A popular photo app has leaked the personal data and images of hundreds of thousands of customers via an unsecured Amazon Web Services (AWS) storage bucket, it has emerged.
Researchers at vpnMentor discovered the misconfigured S3 database, which was left without any password protection, belonged to PhotoSquared, a company which creates printed photo boards for users that send in their digital images.
They found a 94.7GB trove containing over one million records dating from November 2016 to January 2020. The data included user photos, order records and receipts and shipping labels.
As such, a hacker with access to the database could harvest full names and home delivery addresses from customers.
This doesn’t just present a reputational risk for PhotoSquared, which vpnMentor notes is operating in a crowded marketplace, and possible compliance fines, but a serious security risk for its customers.
This could include follow-on phishing and identity fraud as well as potential physical attacks.
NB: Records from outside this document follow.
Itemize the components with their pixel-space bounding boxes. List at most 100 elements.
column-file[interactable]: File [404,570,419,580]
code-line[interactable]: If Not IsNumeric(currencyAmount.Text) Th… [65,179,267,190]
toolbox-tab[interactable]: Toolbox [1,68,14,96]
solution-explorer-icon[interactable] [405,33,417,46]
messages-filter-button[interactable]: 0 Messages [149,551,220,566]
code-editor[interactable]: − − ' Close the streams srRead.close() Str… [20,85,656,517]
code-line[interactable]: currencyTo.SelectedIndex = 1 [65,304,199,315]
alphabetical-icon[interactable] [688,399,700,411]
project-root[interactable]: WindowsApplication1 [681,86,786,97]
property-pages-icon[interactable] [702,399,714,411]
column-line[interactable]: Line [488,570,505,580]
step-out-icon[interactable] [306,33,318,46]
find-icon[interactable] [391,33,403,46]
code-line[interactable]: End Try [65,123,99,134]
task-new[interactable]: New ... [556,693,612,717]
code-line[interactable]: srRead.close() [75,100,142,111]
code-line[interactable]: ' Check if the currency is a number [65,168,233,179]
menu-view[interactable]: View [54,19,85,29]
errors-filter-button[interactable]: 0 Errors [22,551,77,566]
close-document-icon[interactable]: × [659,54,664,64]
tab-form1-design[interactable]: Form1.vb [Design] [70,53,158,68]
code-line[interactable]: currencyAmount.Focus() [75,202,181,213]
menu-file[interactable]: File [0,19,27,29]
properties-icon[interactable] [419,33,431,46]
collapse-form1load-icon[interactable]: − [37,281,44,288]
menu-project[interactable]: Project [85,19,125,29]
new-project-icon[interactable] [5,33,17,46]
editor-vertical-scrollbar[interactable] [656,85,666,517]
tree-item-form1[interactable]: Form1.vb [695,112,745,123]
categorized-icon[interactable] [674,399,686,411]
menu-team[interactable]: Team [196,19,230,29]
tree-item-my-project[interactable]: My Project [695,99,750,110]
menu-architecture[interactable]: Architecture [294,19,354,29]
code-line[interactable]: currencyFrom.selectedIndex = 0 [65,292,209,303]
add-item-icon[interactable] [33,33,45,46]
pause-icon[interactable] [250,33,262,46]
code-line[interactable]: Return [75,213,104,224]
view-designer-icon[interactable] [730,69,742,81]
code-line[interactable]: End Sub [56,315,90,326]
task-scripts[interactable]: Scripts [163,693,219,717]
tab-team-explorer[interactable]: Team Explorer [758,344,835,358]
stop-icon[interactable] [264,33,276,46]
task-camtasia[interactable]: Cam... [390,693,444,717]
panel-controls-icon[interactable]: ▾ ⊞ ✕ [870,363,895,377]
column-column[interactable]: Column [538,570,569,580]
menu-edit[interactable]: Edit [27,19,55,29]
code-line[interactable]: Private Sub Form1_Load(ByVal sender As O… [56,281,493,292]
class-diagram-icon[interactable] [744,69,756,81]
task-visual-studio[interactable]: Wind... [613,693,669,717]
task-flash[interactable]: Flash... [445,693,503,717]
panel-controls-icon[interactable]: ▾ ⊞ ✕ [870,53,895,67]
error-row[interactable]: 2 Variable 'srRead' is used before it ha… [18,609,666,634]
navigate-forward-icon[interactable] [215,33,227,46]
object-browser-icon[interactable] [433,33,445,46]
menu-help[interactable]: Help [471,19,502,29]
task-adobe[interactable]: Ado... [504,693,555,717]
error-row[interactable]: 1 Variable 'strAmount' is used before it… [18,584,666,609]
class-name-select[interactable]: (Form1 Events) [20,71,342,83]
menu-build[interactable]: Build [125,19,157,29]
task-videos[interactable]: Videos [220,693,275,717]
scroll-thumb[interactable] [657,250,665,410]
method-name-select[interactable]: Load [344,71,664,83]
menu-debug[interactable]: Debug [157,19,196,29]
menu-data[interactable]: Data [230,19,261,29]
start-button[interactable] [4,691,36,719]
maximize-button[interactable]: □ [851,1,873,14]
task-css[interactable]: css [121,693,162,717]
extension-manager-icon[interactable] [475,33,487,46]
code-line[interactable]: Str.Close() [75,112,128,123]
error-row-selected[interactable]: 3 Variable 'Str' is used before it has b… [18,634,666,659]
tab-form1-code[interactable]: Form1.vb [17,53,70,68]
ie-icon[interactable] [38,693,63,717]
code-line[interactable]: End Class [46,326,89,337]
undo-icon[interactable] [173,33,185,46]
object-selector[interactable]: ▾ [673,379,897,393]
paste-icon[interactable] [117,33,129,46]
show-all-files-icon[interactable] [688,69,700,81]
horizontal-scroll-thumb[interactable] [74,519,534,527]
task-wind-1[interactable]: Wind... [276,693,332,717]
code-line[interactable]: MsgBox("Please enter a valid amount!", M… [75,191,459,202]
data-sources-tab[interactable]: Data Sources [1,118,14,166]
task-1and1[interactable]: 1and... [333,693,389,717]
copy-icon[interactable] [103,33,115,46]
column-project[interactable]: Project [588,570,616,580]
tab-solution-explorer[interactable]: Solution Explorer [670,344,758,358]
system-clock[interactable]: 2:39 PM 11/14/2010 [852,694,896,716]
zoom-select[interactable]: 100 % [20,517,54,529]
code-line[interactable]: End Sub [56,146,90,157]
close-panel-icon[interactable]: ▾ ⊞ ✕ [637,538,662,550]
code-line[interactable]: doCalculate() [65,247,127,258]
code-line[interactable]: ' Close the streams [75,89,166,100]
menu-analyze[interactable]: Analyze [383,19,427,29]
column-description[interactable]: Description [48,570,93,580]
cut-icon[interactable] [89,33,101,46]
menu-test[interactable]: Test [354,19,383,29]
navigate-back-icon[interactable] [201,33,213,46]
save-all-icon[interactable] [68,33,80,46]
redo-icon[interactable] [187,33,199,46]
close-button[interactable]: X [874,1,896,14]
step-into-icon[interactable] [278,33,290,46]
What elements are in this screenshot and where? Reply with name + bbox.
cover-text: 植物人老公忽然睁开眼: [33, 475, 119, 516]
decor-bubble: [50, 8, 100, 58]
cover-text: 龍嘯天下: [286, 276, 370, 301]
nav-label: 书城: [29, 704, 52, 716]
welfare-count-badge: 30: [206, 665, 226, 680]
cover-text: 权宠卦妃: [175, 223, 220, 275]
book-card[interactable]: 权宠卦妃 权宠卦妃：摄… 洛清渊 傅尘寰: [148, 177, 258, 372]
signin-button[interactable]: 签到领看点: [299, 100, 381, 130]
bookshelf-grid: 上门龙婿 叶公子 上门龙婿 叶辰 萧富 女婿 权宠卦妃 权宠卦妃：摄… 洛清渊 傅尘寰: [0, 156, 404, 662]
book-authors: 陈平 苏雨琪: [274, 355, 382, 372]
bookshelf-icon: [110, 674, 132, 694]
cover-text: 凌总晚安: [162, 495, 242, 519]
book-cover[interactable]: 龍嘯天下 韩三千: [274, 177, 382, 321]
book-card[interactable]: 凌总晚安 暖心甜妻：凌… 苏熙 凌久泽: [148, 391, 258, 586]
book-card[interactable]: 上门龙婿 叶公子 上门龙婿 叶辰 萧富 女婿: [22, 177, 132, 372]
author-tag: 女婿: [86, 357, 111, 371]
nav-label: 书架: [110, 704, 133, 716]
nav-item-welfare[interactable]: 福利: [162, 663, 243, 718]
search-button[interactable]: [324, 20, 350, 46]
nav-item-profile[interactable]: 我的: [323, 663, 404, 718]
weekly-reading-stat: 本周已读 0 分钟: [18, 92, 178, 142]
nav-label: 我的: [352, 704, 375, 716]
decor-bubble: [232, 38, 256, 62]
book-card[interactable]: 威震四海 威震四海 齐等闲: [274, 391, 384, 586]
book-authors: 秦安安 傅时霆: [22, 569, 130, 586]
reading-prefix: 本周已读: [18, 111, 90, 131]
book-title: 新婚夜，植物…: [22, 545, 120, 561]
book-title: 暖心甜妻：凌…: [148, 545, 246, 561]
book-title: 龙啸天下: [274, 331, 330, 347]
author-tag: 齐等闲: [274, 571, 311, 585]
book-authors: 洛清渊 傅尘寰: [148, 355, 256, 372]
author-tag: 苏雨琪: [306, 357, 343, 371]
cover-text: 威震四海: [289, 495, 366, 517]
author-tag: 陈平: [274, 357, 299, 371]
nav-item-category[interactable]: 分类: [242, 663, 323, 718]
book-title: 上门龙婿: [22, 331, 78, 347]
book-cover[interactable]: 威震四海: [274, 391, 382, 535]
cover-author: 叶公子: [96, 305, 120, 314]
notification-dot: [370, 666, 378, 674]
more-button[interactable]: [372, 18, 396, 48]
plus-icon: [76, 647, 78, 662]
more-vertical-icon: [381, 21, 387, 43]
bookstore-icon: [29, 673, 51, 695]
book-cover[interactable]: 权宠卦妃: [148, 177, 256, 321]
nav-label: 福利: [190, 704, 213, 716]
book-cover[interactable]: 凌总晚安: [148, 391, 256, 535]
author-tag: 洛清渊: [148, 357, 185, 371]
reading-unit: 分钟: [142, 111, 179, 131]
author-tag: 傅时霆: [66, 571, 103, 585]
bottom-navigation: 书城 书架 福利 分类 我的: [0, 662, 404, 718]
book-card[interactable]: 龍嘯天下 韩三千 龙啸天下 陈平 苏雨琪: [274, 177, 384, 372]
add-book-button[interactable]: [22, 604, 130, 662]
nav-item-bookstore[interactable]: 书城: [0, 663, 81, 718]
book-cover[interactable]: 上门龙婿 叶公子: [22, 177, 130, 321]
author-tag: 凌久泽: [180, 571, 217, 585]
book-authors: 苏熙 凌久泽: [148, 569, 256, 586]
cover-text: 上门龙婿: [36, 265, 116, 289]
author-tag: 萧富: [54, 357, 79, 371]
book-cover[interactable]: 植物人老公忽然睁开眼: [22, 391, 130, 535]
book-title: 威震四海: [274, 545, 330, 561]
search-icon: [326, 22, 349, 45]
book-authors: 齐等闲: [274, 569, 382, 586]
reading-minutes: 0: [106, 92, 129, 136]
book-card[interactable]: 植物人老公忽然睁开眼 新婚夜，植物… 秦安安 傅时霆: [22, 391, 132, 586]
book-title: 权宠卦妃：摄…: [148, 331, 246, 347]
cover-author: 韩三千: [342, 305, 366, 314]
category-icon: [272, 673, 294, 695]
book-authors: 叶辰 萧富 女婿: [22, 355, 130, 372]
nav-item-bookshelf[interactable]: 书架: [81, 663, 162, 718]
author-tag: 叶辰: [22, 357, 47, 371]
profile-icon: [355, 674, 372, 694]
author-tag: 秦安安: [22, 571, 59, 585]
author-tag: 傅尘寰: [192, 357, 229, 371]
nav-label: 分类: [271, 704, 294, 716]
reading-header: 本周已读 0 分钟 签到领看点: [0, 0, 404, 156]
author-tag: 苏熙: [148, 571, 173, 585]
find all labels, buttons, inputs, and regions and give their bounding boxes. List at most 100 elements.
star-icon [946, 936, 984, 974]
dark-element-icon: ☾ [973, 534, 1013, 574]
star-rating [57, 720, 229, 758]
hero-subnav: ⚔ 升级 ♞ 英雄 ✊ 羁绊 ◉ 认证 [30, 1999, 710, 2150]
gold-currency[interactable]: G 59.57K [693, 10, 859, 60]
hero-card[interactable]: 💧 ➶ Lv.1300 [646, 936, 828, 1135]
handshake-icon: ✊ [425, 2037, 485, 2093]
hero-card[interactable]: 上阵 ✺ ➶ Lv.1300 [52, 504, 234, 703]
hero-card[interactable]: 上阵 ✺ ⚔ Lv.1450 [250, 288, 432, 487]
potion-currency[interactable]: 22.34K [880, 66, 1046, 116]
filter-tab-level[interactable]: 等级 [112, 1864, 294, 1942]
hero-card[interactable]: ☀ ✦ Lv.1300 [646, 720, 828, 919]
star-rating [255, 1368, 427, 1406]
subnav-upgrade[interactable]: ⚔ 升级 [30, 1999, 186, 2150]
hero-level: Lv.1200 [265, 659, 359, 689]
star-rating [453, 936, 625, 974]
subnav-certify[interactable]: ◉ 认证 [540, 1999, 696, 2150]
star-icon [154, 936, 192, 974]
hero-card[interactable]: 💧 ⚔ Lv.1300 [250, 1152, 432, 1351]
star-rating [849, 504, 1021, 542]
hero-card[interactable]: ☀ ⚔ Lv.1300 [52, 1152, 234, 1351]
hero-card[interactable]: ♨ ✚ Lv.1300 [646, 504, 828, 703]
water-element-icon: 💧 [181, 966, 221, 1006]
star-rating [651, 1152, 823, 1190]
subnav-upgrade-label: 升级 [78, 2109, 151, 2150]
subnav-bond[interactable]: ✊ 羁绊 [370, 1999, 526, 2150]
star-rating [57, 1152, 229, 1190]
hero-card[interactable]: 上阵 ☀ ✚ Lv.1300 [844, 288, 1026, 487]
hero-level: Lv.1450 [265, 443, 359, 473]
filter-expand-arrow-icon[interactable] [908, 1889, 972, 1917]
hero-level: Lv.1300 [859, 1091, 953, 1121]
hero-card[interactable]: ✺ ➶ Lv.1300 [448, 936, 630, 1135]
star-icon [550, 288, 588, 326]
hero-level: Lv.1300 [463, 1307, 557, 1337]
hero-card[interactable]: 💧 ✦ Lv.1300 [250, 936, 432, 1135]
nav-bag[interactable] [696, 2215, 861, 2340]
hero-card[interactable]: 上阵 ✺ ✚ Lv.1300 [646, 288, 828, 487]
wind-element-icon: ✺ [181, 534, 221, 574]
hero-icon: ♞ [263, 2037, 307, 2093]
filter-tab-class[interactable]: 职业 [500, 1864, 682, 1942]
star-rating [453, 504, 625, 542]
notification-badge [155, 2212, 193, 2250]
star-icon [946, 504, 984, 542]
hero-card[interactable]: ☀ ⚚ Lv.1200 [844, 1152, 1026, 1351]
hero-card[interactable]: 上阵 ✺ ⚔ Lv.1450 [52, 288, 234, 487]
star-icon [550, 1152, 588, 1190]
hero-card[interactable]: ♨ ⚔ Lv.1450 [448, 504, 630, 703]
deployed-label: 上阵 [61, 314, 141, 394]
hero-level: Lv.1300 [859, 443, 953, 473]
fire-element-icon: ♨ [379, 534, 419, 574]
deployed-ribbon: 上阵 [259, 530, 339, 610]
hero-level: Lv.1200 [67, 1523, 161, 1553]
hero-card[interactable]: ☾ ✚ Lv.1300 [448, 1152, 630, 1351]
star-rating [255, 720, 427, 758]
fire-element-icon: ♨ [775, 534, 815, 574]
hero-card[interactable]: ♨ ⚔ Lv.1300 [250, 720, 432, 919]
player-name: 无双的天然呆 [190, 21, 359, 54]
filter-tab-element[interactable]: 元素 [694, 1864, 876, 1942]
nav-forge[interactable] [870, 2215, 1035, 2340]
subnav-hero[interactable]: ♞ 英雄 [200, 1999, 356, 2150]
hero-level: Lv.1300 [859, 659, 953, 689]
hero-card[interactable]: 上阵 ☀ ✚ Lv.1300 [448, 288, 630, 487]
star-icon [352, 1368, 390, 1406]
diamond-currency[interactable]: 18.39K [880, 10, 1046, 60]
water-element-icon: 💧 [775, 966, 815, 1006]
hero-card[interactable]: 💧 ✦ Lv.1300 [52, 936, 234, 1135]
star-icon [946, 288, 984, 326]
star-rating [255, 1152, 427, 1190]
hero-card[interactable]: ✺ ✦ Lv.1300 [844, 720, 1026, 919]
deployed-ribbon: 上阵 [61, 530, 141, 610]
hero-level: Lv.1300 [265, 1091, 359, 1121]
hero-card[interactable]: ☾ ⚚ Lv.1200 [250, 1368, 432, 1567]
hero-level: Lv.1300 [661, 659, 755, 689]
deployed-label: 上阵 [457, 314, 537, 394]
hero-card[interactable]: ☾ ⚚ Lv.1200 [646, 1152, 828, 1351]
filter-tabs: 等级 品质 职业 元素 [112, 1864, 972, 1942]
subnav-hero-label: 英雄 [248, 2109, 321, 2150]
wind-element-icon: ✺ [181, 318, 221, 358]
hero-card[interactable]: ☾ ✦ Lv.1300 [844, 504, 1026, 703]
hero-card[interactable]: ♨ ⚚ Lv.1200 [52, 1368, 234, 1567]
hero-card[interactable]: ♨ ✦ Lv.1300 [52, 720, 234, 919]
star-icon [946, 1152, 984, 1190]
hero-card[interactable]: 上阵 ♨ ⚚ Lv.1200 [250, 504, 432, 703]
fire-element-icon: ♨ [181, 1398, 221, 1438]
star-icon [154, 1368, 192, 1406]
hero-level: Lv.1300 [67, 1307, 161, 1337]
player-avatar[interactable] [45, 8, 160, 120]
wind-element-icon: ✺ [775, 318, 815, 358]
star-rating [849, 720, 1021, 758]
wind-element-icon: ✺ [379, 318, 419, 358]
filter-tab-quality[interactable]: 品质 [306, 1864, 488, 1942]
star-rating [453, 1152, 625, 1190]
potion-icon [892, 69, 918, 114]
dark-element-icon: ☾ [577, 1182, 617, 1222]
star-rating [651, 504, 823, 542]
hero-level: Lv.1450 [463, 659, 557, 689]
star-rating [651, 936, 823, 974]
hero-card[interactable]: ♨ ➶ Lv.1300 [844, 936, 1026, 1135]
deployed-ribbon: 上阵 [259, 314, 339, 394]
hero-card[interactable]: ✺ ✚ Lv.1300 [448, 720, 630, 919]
“By combining a customer’s home address with insights into their personal lives and wealth gleaned from the photos uploaded, anyone could use this information to plan robberies of PhotoSquared users’ homes,” argued vpnMentor.
“Meanwhile, PhotoSquared customers could also be targeted for online theft and fraud. Hackers and thieves could use their photos and home addresses to identify them on social media and find their email addresses, or any more Personally Identifiable Information (PII) to use fraudulently.”
Discovered by a simple port scanning exercise, the leak was eventually fixed by PhotoSquared on February 14, 10 days after the firm was contacted by the researchers.
The app has over 100,000 installs on Google Play.
PhotoSquared joins multiple other brands that vpnMentor has found to have leaked data in a similar way, including Yves Rocher, Freedom Mobile and LightInTheBox.